In the Occitanie region in southwest France, the overall number of reservations this summer hasn’t changed much from last year, says Vincent Gare, president of the regional tourism committee there.

“But looking further at the numbers, we do see an increase in the clientele coming from the Paris region,” Gare told Le Figaro, noting that the increase in reservations has fallen directly on the dates of the Olympic games.

Michel Barré, a retiree living in Paris’s Le Marais neighbourhood, is one of those opting for the beach rather than the opening ceremony. In January, he booked a stay in Normandy for two weeks.

“Even though it’s a major European capital, Paris is still a small city—it’s a massive effort to host all of these events,” Barré says. “The Olympics are going to be a mess.”

More than anything, he just wants some calm after an event-filled summer in Paris, which just before the Olympics experienced the drama of a snap election called by Macron.

“It’s been a hectic summer here,” he says.

Hotels and holiday rentals in some of France’s most popular vacation destinations say they are expecting massive crowds this year in advance of the Olympics.
AFP via Getty Images

Parisians—Barré included—feel that the city, by over-catering to its tourists, is driving out many residents.

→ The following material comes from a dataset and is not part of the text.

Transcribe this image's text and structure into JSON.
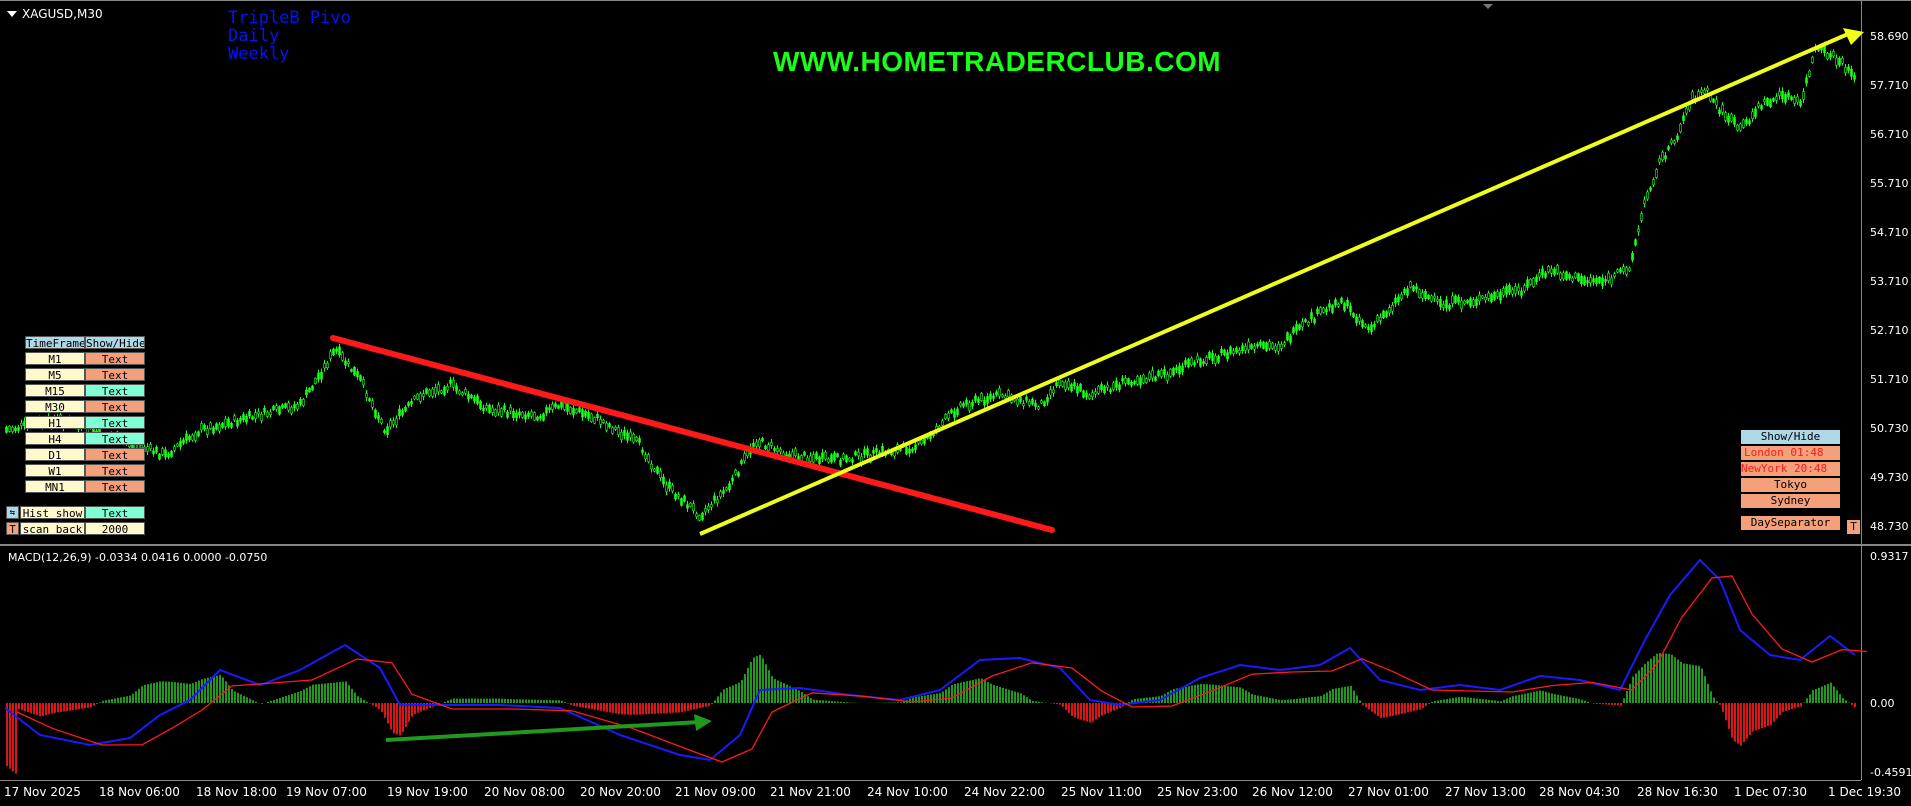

Parts of the Seine—usually one of the most popular summertime hangout spots —have been closed off for weeks as the city installs bleachers and Olympics signage. In certain neighbourhoods, residents will need to scan a QR code with police to access their own apartments. And from the Olympics to Sept. 8, Paris is nearly doubling the price of transit tickets from €2.15 to €4 per ride.

The city’s clear willingness to capitalise on its tourists has motivated some residents to do the same. In March, the number of active Airbnb listings in Paris reached an all-time high as hosts rushed to list their apartments. Listings grew 40% from the same time last year, according to the company.

With their regular clients taking off, Parisian restaurants and merchants are complaining that business is down.

“Are there any Parisians left in Paris?” Alaine Fontaine, president of the restaurant industry association, told the radio station Franceinfo on Sunday. “For the last three weeks, there haven’t been any here.”

Still, for all the talk of those leaving, there are plenty who have decided to stick around.

Jay Swanson, an American expat and YouTuber, can’t imagine leaving during the Olympics—he secured his tickets to see ping pong and volleyball last year. He’s also less concerned about the crowds and road closures than others, having just put together a series of videos explaining how to navigate Paris during the games.

“It’s been 100 years since the Games came to Paris; when else will we get a chance to host the world like this?” Swanson says. “So many Parisians are leaving and tourism is down, so not only will it be quiet but the only people left will be here for a party.”